There will be a difference in our management plans as we're different disciplines. It'll be me that requests the x-rays (if necessary) and makes the diagnosis and treatment plan. It's a slow change in treatment but we're tending to cast less for fractures these days, but more for grade III sprains. Bit of a reversal.

When I said remove all pressure, I meant all lateral/vertical pressure to the bottom of the foot. Then apply compression around the ankle for mainly support. And our difference would be logical since we play the same game but are at different ends of the field.

Tau wrote:
Ice yes. Definately. Although there's a school of thought that ice doesn't work in isolation. I know some professional sports coaches that advocate intermittent ice/heat. We're constantly learning. RIght now I advise ice. Next year I may not. And that's as it should be. Constant increased understanding. Was it last summer that a new ligament was found in the knee?

Funny that you mention that because though our protocol states to give ice to reduce swelling, I would do it differently for myself. On my ankle injuries and sore shoulders I would immediately ice but after that first 15 minutes, I prefer to heat it. It feels better, but again thats not our standard procedure...just my personal preference.

Tau wrote:
And Ibuoprofen... there's an issue.

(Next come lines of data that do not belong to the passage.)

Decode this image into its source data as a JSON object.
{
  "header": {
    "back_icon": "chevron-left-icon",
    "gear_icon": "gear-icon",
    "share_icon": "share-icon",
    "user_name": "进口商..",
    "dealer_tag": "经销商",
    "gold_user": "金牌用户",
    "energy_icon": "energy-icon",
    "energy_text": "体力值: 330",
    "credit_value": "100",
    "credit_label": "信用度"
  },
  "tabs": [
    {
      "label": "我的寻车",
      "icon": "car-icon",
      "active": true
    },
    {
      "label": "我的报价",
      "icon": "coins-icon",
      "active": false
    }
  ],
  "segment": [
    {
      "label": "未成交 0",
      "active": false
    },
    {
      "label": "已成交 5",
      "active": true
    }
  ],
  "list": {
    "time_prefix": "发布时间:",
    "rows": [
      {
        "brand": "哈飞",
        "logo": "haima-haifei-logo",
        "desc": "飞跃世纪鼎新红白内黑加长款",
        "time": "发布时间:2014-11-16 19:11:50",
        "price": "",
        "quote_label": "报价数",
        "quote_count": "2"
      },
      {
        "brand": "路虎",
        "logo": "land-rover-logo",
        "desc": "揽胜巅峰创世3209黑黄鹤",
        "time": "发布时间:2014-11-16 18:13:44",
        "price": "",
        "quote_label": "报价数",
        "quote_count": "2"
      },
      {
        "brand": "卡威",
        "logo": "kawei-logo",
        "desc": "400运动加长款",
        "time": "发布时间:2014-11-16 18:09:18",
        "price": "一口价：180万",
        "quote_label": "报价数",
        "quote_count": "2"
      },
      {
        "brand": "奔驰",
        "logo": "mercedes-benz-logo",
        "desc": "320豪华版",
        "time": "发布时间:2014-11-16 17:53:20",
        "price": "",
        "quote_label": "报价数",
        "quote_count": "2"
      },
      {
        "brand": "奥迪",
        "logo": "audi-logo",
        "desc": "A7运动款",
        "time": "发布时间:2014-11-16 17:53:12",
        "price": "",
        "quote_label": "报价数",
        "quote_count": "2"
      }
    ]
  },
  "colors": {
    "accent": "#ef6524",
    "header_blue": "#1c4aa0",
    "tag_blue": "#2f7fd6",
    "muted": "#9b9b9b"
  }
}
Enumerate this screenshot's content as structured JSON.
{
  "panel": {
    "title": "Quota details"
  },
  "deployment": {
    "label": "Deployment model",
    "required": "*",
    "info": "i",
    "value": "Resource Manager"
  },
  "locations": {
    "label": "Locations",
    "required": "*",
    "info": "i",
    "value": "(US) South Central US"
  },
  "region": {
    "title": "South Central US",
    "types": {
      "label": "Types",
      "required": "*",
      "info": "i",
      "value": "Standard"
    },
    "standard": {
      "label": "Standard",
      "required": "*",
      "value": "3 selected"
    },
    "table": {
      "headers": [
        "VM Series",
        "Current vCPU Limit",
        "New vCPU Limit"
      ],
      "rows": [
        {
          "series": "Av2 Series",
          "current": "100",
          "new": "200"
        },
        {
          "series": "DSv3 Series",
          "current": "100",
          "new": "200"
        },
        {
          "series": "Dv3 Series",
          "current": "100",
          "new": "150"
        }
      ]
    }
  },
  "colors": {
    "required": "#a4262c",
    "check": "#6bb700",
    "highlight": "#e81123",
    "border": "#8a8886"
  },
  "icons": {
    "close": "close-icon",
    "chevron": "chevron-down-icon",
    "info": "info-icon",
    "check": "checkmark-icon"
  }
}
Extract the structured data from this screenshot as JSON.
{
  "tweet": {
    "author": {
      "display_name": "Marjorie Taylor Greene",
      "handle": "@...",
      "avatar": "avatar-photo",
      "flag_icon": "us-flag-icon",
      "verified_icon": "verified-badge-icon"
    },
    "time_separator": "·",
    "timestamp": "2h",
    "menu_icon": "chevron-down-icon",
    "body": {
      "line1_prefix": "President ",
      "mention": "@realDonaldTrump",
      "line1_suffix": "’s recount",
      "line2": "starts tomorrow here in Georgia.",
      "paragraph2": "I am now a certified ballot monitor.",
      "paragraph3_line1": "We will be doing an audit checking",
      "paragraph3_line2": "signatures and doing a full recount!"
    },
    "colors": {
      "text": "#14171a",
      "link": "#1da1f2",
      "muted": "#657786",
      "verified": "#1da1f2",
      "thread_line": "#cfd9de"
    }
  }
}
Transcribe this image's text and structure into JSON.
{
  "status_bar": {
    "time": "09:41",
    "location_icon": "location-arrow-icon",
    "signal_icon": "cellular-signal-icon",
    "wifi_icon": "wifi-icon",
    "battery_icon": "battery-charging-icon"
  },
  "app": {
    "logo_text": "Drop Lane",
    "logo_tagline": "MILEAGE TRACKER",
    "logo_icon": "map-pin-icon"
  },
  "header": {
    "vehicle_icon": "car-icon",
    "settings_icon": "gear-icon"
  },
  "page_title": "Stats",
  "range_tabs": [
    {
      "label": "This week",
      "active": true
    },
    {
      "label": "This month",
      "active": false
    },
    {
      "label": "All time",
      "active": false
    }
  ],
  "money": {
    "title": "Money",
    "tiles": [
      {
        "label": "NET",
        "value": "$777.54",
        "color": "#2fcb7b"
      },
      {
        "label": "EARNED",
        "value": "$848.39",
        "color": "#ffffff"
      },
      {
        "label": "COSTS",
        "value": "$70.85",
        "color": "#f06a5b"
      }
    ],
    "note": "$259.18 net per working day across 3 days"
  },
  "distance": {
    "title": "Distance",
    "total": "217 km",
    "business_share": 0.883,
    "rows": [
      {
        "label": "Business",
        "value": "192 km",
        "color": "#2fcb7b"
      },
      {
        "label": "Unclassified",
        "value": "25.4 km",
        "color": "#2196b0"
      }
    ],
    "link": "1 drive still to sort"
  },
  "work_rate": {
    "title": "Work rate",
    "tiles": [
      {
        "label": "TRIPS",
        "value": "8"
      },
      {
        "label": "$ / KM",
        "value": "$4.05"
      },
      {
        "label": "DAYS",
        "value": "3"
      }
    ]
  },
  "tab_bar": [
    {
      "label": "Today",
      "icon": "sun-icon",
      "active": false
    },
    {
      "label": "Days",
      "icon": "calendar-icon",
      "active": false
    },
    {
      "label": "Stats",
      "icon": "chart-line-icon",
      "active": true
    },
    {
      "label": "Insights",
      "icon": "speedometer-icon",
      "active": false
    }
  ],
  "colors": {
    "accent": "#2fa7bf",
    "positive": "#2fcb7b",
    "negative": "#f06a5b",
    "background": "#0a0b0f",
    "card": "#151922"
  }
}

I'm currently doing my first Master's module which happens to be in prescribing. Ibuprofen is wonderful drug as long as you don't have any of the contra-indications and don't suffer too much from the side effects. We do advise it... but again the jury's out.

Personally I like using Ibuprofen if possible. I feel that it does a better job, but it does have a decent list of other drugs to not be combined with. Good luck with your schooling... I have a good buddy that is also a student of mine who is a registered nurse. He is in school for his doctorate in emergency medicine, and when he took pharmacology I stole it for a glance. Much more than what I had to do and way about my head. Good luck!